Malavika’s Mumbaistan: Constellation of Stylistas and Grande Dames
A constellation of Mumbai’s grandest dames (and their stylish successors) made it to designer Pallavi Jaikishan’s exhibition of clothes, accessories and collectibles, this Tuesday, at the Wankhede stadium, in what had once been the site of Maithili Ahluwalia’s Bungalow 8. Jaikishan — the daughter of a leading industrial clan — who had been married to the late music composer, one half of the duo of Shankar-Jaikishan, credited with some of Bollywood’s legendary hits, is also a social doyenne and celebrated hostess; so from the reclusive Indra Aswani (accompanied by her willowy daughter Priya Aswani ) to Veena Malhotra, Poonam Bhagat, Simone Arora, Gauri Pohoomal, Kavita Khanna , Nitasha Nanda, Kamal Hiranandani, Kavita Singh, Kaajal Anand and Pallavi’s attractive daughters-in-law, Roohi and Priya Jaikishan, to thespians Mahabanoo Mody-Kotwal and Sabirra Merchant and Pallavi’s Baroda-based sister, the ever-elegant Mallika Amin, the room was choc-a-bloc with old world charm, nostalgia and noblesse oblige. Over champagne flutes and canapés, the exhibition turned in to a soirée, with friends catching up with each other towards the latter part of the evening, as Jaikishan managed to catch a breather — she’d been at the exhibition site since 8am that morning!
Highlight of the evening: the exquisite one-of-a-kind jewellery collection created out of pieces sourced by the designer over her frequent travels across Europe, along with her daughter Bhairavi Jaikishan’s couture collection and son Chetan’s new line of Napoleon chocolates for the festive season.
Other highlight of the evening: the striking vintage Bvlgari Serpenti baubles worn by fashionista Poonam Bhagat — part of her extensive collection (over 33 bracelet-watches alone from the celebrated Italian designer), as she informed.
At a recent event organised by an NGO, guests were bemused to witness the ego-flexing demonstrated by this once all-powerful female politico, from a famous regional clan who’d been seen as a major powerbroker in her time. “She entered the auditorium with a few of her cronies and made a beeline to the middle of the front row, where the VIP guests were meant to be seated, but found to her great chagrin, that her seat had been occupied by a city socialite. When no amount of dirty looks or pointed comments from her group appeared to budge the socialite who sat through it all blithely, the once all-powerful politico staged a dramatic walk-out,” says our source. However, we are informed, a minor storm in a C Cup was averted, when one of the organisers ran after the self-proclaimed VVVIP and placated her bruised ego with a big show of flattery and fawning, persuading her to return.
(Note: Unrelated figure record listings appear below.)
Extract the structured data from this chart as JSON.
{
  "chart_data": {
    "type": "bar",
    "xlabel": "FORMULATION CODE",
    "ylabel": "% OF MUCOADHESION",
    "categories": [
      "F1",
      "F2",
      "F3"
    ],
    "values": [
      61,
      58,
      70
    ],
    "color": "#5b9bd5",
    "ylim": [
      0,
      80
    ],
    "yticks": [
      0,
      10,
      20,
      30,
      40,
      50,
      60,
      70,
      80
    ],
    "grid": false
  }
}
By then, the socialite, who had occupied the lady’s seat, realising what had happened, vacated the contentious seat, which was accepted by the erstwhile power broker without so much as a thank you.
Kissa kursi ka of another type.
Hello Mr Nitin Gadkari
Was asked to be present for a Bajaj event at sharp 10.30am as you had to positively leave by 11.30am
It’s 11.47am now
We would go a long way as a nation if ministers start respecting other people’s time.
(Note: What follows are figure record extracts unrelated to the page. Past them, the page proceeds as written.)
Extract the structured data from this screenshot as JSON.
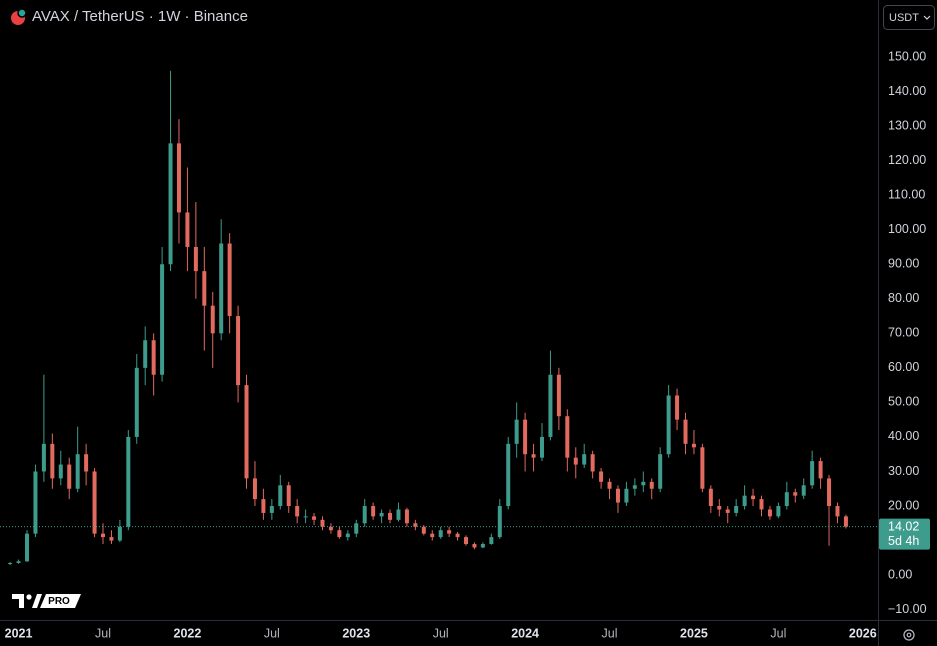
{
  "chart_data": {
    "type": "candlestick",
    "title": "AVAX / TetherUS · 1W · Binance",
    "currency": "USDT",
    "logo_text": "PRO",
    "grid": false,
    "up_color": "#3e9c8c",
    "down_color": "#e26a5e",
    "xlim": [
      2020.89,
      2026.09
    ],
    "xticks": [
      2021,
      {
        "value": 2021.5,
        "label": "Jul"
      },
      2022,
      {
        "value": 2022.5,
        "label": "Jul"
      },
      2023,
      {
        "value": 2023.5,
        "label": "Jul"
      },
      2024,
      {
        "value": 2024.5,
        "label": "Jul"
      },
      2025,
      {
        "value": 2025.5,
        "label": "Jul"
      },
      2026
    ],
    "ylim": [
      -13.0,
      166.5
    ],
    "yticks": [
      {
        "value": 150,
        "label": "150.00"
      },
      {
        "value": 140,
        "label": "140.00"
      },
      {
        "value": 130,
        "label": "130.00"
      },
      {
        "value": 120,
        "label": "120.00"
      },
      {
        "value": 110,
        "label": "110.00"
      },
      {
        "value": 100,
        "label": "100.00"
      },
      {
        "value": 90,
        "label": "90.00"
      },
      {
        "value": 80,
        "label": "80.00"
      },
      {
        "value": 70,
        "label": "70.00"
      },
      {
        "value": 60,
        "label": "60.00"
      },
      {
        "value": 50,
        "label": "50.00"
      },
      {
        "value": 40,
        "label": "40.00"
      },
      {
        "value": 30,
        "label": "30.00"
      },
      {
        "value": 20,
        "label": "20.00"
      },
      {
        "value": 0,
        "label": "0.00"
      },
      {
        "value": -10,
        "label": "−10.00"
      }
    ],
    "last_price": 14.02,
    "countdown": "5d 4h",
    "series": [
      {
        "name": "AVAX / TetherUS",
        "x": [
          2020.95,
          2021.0,
          2021.05,
          2021.1,
          2021.15,
          2021.2,
          2021.25,
          2021.3,
          2021.35,
          2021.4,
          2021.45,
          2021.5,
          2021.55,
          2021.6,
          2021.65,
          2021.7,
          2021.75,
          2021.8,
          2021.85,
          2021.9,
          2021.95,
          2022.0,
          2022.05,
          2022.1,
          2022.15,
          2022.2,
          2022.25,
          2022.3,
          2022.35,
          2022.4,
          2022.45,
          2022.5,
          2022.55,
          2022.6,
          2022.65,
          2022.7,
          2022.75,
          2022.8,
          2022.85,
          2022.9,
          2022.95,
          2023.0,
          2023.05,
          2023.1,
          2023.15,
          2023.2,
          2023.25,
          2023.3,
          2023.35,
          2023.4,
          2023.45,
          2023.5,
          2023.55,
          2023.6,
          2023.65,
          2023.7,
          2023.75,
          2023.8,
          2023.85,
          2023.9,
          2023.95,
          2024.0,
          2024.05,
          2024.1,
          2024.15,
          2024.2,
          2024.25,
          2024.3,
          2024.35,
          2024.4,
          2024.45,
          2024.5,
          2024.55,
          2024.6,
          2024.65,
          2024.7,
          2024.75,
          2024.8,
          2024.85,
          2024.9,
          2024.95,
          2025.0,
          2025.05,
          2025.1,
          2025.15,
          2025.2,
          2025.25,
          2025.3,
          2025.35,
          2025.4,
          2025.45,
          2025.5,
          2025.55,
          2025.6,
          2025.65,
          2025.7,
          2025.75,
          2025.8,
          2025.85,
          2025.9
        ],
        "values": [
          [
            3.2,
            3.8,
            2.9,
            3.5
          ],
          [
            3.5,
            4.5,
            3.3,
            4
          ],
          [
            4,
            13,
            3.8,
            12
          ],
          [
            12,
            32,
            11,
            30
          ],
          [
            30,
            58,
            27,
            38
          ],
          [
            38,
            41,
            25,
            28
          ],
          [
            28,
            36,
            26,
            32
          ],
          [
            32,
            34,
            22,
            25
          ],
          [
            25,
            43,
            24,
            35
          ],
          [
            35,
            38,
            26,
            30
          ],
          [
            30,
            31,
            11,
            12
          ],
          [
            12,
            15,
            9,
            11
          ],
          [
            11,
            13,
            9,
            10
          ],
          [
            10,
            16,
            9.5,
            14
          ],
          [
            14,
            42,
            13,
            40
          ],
          [
            40,
            64,
            38,
            60
          ],
          [
            60,
            72,
            55,
            68
          ],
          [
            68,
            70,
            52,
            58
          ],
          [
            58,
            95,
            56,
            90
          ],
          [
            90,
            146,
            88,
            125
          ],
          [
            125,
            132,
            96,
            105
          ],
          [
            105,
            118,
            88,
            95
          ],
          [
            95,
            108,
            80,
            88
          ],
          [
            88,
            95,
            65,
            78
          ],
          [
            78,
            82,
            60,
            70
          ],
          [
            70,
            103,
            68,
            96
          ],
          [
            96,
            99,
            70,
            75
          ],
          [
            75,
            78,
            50,
            55
          ],
          [
            55,
            58,
            25,
            28
          ],
          [
            28,
            33,
            20,
            22
          ],
          [
            22,
            25,
            16,
            18
          ],
          [
            18,
            22,
            16,
            20
          ],
          [
            20,
            29,
            19,
            26
          ],
          [
            26,
            27,
            18,
            20
          ],
          [
            20,
            22,
            15,
            17
          ],
          [
            17,
            19,
            15,
            17
          ],
          [
            17,
            18,
            14.5,
            16
          ],
          [
            16,
            17,
            13,
            14
          ],
          [
            14,
            15,
            12,
            13
          ],
          [
            13,
            14,
            10.5,
            11
          ],
          [
            11,
            13,
            10,
            12
          ],
          [
            12,
            16,
            11,
            15
          ],
          [
            15,
            22,
            14,
            20
          ],
          [
            20,
            21,
            16,
            17
          ],
          [
            17,
            19,
            15,
            18
          ],
          [
            18,
            19,
            15,
            16
          ],
          [
            16,
            21,
            15.5,
            19
          ],
          [
            19,
            19.5,
            14,
            15
          ],
          [
            15,
            16,
            13,
            14
          ],
          [
            14,
            14.5,
            11.5,
            12
          ],
          [
            12,
            13,
            10,
            11
          ],
          [
            11,
            14,
            10.5,
            13
          ],
          [
            13,
            14,
            11,
            12
          ],
          [
            12,
            12.5,
            10,
            11
          ],
          [
            11,
            11.5,
            8.5,
            9
          ],
          [
            9,
            9.5,
            7.5,
            8
          ],
          [
            8,
            9.5,
            7.8,
            9
          ],
          [
            9,
            12,
            8.8,
            11
          ],
          [
            11,
            22,
            10.5,
            20
          ],
          [
            20,
            40,
            19,
            38
          ],
          [
            38,
            50,
            34,
            45
          ],
          [
            45,
            47,
            30,
            35
          ],
          [
            35,
            38,
            30,
            34
          ],
          [
            34,
            44,
            33,
            40
          ],
          [
            40,
            65,
            39,
            58
          ],
          [
            58,
            60,
            42,
            46
          ],
          [
            46,
            48,
            30,
            34
          ],
          [
            34,
            37,
            28,
            32
          ],
          [
            32,
            38,
            31,
            35
          ],
          [
            35,
            36,
            28,
            30
          ],
          [
            30,
            31,
            25,
            27
          ],
          [
            27,
            28,
            22,
            25
          ],
          [
            25,
            26,
            18,
            21
          ],
          [
            21,
            27,
            20,
            25
          ],
          [
            25,
            28,
            23,
            26
          ],
          [
            26,
            30,
            24,
            27
          ],
          [
            27,
            28,
            22,
            25
          ],
          [
            25,
            37,
            24,
            35
          ],
          [
            35,
            55,
            34,
            52
          ],
          [
            52,
            54,
            42,
            45
          ],
          [
            45,
            47,
            35,
            38
          ],
          [
            38,
            42,
            35,
            37
          ],
          [
            37,
            38,
            24,
            25
          ],
          [
            25,
            26,
            18,
            20
          ],
          [
            20,
            22,
            17,
            19
          ],
          [
            19,
            20,
            15,
            18
          ],
          [
            18,
            22,
            17,
            20
          ],
          [
            20,
            26,
            19,
            23
          ],
          [
            23,
            25,
            20,
            22
          ],
          [
            22,
            23,
            17,
            19
          ],
          [
            19,
            20,
            16,
            17
          ],
          [
            17,
            21,
            16.5,
            20
          ],
          [
            20,
            27,
            19,
            24
          ],
          [
            24,
            25,
            21,
            23
          ],
          [
            23,
            28,
            22,
            26
          ],
          [
            26,
            36,
            25,
            33
          ],
          [
            33,
            34,
            25,
            28
          ],
          [
            28,
            29,
            8.5,
            20
          ],
          [
            20,
            21,
            15,
            17
          ],
          [
            17,
            17.5,
            13.5,
            14.02
          ]
        ]
      }
    ]
  }
}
-Tweeted by journalist Arindam Majumdar recently to the Union minister
Breaking The Rules
“My daughter in law, Neha, has written a book and I’d love you to read it. It’s called Girl Power: Indian Women Who Broke The Rules.” It was real-estate tycoon Niranjan Hiranandani, his voice resonating with pride over the latest achievement of his progeny. Neha, married to his son Darshan, lives in Dubai and besides being mother to their two children, is also an accomplished writer. The book, published by Scholastic, is a well-illustrated and easy to read tome aimed at young adults, and traces the struggles and success of some of the country’s feistiest women, who can serve as role models for future generations of women. What’s best about Girl Power is that for every known story of heroines like Mary Kom and Rani Laxmibai and Kalpana Chawla, there are stories about hidden gems like Subhasini Mistry (who began life as a maid before winning a Padma Shri for her work in healthcare), Chandro Tomar, the 8-year-old gun-wielding sharpshooter, aka Revolver Dadi, and Harshini Kanhekar, the indomitable fire-fighter.
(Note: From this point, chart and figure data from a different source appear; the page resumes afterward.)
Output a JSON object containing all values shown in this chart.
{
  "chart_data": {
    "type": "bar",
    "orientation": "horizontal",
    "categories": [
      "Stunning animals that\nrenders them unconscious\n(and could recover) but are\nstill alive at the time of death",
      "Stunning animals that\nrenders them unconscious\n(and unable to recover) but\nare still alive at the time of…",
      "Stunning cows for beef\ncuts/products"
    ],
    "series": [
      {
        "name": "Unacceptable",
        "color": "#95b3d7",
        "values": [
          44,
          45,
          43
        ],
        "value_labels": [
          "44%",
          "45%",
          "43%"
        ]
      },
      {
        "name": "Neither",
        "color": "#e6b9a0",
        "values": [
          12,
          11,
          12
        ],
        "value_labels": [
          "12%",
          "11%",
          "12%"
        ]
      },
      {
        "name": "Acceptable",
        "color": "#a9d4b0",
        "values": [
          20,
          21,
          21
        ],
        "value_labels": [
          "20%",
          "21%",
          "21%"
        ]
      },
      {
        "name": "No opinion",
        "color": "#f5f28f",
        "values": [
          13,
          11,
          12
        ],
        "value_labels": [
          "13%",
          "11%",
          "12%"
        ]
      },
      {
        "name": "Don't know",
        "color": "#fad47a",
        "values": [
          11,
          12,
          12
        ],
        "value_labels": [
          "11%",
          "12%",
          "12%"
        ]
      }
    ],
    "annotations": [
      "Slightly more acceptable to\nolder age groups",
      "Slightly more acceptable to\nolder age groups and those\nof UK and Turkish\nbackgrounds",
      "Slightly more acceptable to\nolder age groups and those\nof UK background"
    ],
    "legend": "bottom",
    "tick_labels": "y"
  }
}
“My seven-year-old daughter, Zoya, loved Good Night Stories for Rebel Girls,” said the author about the international phenomena by Elena Favilli and Francesca Cavallo which had prompted her to write Girl Power, in a recent interview. “But she wanted to know more about our own rebels of the indigenous variety.”
And now, with her creative juices flowing and the book making waves in publishing circles, we hear Hiranandani is already onto her next project: a book on parenting in the digital world, which will deal with subjects like sexting, cyber bullying and gaming.